Renesas Electronics a ainsi grimpé de 5,11%, à 1.499 yens, et Rohm a gagné 0,43%, à 11.460 yens.

Le constructeur automobile Nissan a perdu 0,22%, à 1.111 yens. Le groupe avait annoncé lundi soir qu'il allait relancer mardi l'essentiel de sa production au Japon de véhicules destinés au marché national, suspendue le 19 octobre pour en finir avec de mauvaises pratiques de certification.

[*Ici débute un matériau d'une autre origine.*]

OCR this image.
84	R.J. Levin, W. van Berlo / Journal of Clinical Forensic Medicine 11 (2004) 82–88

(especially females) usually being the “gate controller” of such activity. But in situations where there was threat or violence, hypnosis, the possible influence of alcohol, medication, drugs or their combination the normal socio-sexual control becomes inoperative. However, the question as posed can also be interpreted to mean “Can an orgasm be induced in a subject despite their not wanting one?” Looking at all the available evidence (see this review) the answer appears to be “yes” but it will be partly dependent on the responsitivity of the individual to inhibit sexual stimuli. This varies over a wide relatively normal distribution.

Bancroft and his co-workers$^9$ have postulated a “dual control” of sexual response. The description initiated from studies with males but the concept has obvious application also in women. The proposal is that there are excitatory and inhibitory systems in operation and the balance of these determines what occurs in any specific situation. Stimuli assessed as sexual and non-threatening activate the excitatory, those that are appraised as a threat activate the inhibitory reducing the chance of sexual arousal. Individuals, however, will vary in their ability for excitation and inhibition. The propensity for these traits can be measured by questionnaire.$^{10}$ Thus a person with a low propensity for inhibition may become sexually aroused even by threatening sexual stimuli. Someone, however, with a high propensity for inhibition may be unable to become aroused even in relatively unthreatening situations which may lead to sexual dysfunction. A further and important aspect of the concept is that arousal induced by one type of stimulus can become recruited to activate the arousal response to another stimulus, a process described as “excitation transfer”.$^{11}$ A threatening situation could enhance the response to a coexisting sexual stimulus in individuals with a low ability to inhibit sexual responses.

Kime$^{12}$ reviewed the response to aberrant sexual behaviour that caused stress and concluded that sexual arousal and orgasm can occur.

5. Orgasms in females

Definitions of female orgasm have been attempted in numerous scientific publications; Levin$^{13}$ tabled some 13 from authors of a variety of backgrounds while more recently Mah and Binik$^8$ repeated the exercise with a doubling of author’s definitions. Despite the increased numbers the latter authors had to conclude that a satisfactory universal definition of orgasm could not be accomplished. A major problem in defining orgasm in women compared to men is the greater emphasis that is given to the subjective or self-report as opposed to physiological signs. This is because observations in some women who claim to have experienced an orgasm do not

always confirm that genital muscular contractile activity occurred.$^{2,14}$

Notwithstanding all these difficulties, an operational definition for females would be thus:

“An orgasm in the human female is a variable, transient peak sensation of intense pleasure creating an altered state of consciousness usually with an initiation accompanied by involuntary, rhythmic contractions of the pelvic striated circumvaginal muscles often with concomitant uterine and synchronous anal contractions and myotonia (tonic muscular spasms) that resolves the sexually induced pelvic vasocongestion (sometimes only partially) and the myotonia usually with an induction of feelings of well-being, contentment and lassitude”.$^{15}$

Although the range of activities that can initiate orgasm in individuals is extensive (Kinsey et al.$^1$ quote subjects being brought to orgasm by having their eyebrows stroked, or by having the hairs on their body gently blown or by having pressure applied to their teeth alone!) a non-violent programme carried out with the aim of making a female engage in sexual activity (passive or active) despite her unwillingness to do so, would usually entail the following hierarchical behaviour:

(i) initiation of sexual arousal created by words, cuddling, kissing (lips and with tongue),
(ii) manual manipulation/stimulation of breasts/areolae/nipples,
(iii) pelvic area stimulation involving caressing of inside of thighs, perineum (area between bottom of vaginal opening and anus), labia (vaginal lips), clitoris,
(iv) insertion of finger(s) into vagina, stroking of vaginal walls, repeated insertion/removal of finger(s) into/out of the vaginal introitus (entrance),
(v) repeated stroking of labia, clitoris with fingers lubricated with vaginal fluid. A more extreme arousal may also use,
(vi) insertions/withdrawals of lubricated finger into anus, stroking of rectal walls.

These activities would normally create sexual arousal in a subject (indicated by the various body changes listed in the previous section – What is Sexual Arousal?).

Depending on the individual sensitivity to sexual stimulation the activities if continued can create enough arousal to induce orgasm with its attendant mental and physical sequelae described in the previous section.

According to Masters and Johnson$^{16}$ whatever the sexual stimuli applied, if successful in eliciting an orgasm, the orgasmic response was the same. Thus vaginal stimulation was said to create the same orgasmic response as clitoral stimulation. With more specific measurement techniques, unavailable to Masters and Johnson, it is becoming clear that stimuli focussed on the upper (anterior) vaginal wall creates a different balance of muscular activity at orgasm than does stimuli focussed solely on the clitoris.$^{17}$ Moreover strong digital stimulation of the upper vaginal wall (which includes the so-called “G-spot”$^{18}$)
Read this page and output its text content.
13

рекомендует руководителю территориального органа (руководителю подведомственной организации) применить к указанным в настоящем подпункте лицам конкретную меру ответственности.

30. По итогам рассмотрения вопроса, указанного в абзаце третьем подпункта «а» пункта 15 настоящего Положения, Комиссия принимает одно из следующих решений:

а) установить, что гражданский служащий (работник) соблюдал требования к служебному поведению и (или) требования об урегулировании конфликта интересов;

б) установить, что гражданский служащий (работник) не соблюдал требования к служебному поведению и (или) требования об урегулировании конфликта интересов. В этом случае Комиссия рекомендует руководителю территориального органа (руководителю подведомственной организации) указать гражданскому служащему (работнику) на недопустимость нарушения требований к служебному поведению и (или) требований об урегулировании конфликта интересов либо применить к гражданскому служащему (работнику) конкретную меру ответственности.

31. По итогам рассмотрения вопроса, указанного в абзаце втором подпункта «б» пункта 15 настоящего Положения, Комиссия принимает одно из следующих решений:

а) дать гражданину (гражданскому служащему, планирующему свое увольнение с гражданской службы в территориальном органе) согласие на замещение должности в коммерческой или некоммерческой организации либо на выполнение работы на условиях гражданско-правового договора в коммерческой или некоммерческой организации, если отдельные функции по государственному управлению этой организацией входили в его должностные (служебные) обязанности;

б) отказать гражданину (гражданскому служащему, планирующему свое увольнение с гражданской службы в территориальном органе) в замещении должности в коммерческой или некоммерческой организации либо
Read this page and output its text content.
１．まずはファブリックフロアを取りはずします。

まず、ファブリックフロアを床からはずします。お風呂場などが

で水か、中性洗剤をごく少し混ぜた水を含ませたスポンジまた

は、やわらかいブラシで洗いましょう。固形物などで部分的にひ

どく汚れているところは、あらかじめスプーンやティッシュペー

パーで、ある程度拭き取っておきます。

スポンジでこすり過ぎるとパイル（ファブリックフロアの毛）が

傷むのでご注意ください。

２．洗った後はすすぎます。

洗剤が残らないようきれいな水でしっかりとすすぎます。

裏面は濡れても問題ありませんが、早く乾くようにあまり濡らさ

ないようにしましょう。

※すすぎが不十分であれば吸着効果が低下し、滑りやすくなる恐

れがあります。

Toyota a pris 0,19%, à 7.183 yens, avant sa publication de résultats. Après la clôture de la Bourse, le géant japonais de l'automobile Toyota a de nouveau relevé mardi ses prévisions annuelles, grâce à la baisse prolongée du yen et à la réduction de ses coûts.

Mitsubishi Motors a fini en hausse de 0,77%, à 905 yens. Le constructeur automobile a publié mardi des résultats semestriels en nette progression, revenant dans le vert avec un bénéfice net de 48,38 milliards de yens (366 millions d'euros au cours actuel), contre une perte nette de près de 220 milliards de yens sur la même période en 2016, tandis que ses ventes semestrielles ont grimpé de 9,6% sur un an.